The Wolverines had what was easily their most successful year of the past half decade last season, winning 10 regular season games, earning a trip to the Sugar Bowl and knocking off Virginia Tech.
Michigan started 2012 as a top ten team, and was the odds-on favorite to win the Big Ten title this season.
A lopsided loss to Alabama and coming up short against Notre Dame was all that pollsters needed to erase Michigan's tenure in the Top 25, and a loss to Nebraska a few weeks back quite possibly could have ended the Wolverines' hopes for a Big Ten Championship Game trip in December.
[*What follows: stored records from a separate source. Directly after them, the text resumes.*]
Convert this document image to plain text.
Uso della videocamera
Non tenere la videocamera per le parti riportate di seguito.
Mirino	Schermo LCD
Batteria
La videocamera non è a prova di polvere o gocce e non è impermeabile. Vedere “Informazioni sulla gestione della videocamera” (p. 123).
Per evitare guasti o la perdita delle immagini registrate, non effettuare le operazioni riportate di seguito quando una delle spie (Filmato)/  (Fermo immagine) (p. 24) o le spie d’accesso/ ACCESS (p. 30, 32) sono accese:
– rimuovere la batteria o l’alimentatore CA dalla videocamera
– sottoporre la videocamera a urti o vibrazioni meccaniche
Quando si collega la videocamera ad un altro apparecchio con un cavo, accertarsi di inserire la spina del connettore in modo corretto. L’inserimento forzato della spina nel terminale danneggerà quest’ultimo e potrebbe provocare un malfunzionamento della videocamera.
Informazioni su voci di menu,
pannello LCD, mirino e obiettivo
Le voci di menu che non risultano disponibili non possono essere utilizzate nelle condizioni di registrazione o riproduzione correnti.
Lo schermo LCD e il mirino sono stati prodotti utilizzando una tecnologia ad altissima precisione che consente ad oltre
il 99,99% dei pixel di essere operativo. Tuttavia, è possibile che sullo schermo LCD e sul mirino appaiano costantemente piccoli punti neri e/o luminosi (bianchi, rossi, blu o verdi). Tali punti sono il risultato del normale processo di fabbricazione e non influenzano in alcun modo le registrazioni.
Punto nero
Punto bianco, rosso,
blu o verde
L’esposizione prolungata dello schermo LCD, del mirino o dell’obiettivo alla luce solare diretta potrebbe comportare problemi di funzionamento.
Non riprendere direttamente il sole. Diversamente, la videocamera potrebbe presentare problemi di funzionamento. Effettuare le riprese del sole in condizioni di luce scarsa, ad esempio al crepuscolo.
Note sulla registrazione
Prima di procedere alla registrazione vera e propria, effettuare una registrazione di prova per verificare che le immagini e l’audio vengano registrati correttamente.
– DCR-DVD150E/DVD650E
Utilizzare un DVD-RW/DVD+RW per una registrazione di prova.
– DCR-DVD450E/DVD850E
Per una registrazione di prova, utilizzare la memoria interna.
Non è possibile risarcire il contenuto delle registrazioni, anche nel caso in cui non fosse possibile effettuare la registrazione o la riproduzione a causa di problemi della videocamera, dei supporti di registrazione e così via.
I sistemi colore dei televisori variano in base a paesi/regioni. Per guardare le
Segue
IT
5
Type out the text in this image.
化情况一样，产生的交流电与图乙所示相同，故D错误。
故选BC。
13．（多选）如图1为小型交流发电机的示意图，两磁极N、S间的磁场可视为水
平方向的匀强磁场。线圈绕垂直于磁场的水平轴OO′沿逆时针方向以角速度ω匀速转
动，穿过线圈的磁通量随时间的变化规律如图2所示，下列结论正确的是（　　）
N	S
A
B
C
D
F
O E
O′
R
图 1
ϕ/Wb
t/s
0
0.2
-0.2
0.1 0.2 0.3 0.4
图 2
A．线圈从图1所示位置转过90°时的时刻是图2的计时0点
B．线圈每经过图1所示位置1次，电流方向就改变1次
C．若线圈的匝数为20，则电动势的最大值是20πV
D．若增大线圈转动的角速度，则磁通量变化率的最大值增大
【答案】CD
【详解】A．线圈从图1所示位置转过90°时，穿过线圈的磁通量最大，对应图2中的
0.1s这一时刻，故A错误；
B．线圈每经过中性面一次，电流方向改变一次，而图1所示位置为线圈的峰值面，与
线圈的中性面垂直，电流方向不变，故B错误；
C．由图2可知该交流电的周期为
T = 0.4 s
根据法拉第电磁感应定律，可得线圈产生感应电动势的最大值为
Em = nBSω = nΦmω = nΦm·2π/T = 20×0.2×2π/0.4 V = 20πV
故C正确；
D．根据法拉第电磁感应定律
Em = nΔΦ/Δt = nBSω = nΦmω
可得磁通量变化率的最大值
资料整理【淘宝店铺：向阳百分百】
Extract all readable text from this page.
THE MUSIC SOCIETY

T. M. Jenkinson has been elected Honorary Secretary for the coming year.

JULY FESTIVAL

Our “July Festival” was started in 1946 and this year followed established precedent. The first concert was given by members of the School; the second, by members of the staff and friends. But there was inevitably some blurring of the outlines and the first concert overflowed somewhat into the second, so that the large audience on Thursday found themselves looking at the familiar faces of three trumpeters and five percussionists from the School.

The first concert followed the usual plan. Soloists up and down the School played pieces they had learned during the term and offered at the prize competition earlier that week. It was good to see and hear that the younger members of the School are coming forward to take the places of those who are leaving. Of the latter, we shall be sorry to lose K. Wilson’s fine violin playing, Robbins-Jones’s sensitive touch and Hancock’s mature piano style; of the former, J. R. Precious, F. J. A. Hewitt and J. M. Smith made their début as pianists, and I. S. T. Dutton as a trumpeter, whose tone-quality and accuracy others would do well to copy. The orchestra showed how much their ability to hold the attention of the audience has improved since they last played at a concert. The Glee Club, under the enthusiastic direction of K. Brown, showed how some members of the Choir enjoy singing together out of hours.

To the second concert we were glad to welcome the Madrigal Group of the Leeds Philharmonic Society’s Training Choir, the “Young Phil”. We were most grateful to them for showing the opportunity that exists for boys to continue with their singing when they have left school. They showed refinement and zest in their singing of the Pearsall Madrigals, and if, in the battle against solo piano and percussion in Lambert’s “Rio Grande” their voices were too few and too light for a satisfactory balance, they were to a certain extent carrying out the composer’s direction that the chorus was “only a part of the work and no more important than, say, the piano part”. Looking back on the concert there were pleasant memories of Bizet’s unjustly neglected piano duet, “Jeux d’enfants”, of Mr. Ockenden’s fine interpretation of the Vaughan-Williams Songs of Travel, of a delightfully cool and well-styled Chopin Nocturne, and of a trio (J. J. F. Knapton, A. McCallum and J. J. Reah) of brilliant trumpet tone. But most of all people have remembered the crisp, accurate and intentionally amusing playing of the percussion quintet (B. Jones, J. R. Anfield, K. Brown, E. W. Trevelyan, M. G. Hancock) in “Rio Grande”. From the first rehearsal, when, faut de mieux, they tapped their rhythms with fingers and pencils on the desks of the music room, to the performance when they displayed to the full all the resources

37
Unless Nebraska loses to either Minnesota or Iowa down the stretch, it's clear Michigan's season will end with a decidedly BCS-less feel.
So what happened?
There are a number of reasons being laid out as excuses from Denard Robinson's nagging injuries to questionable defensive play. But it might be something more fundamental.
When Brady Hoke took over last season, he inherited a team that was recovering from three years under Rich Rodriguez—someone who was attempting a wholesale change in football culture in Ann Arbor.
The underclassmen were all Rodriguez recruits and fit Rich Rod's model of a college football player. But Hoke still had the last gasp of the Lloyd Carr years at his disposal.
And Hoke, a Carr protégé, knew exactly how to exploit every ounce of talent from those traditional “Michigan Men.”
Now five seasons removed from Carr's last recruit, Hoke is left with what Rodriguez left him: the non-typical Michigan football player.
Hoke's recruiting has been second to none in the Big Ten, and the turnaround may have a more permanent feel to it within a few short seasons.
But there were bound to be bumps along the way.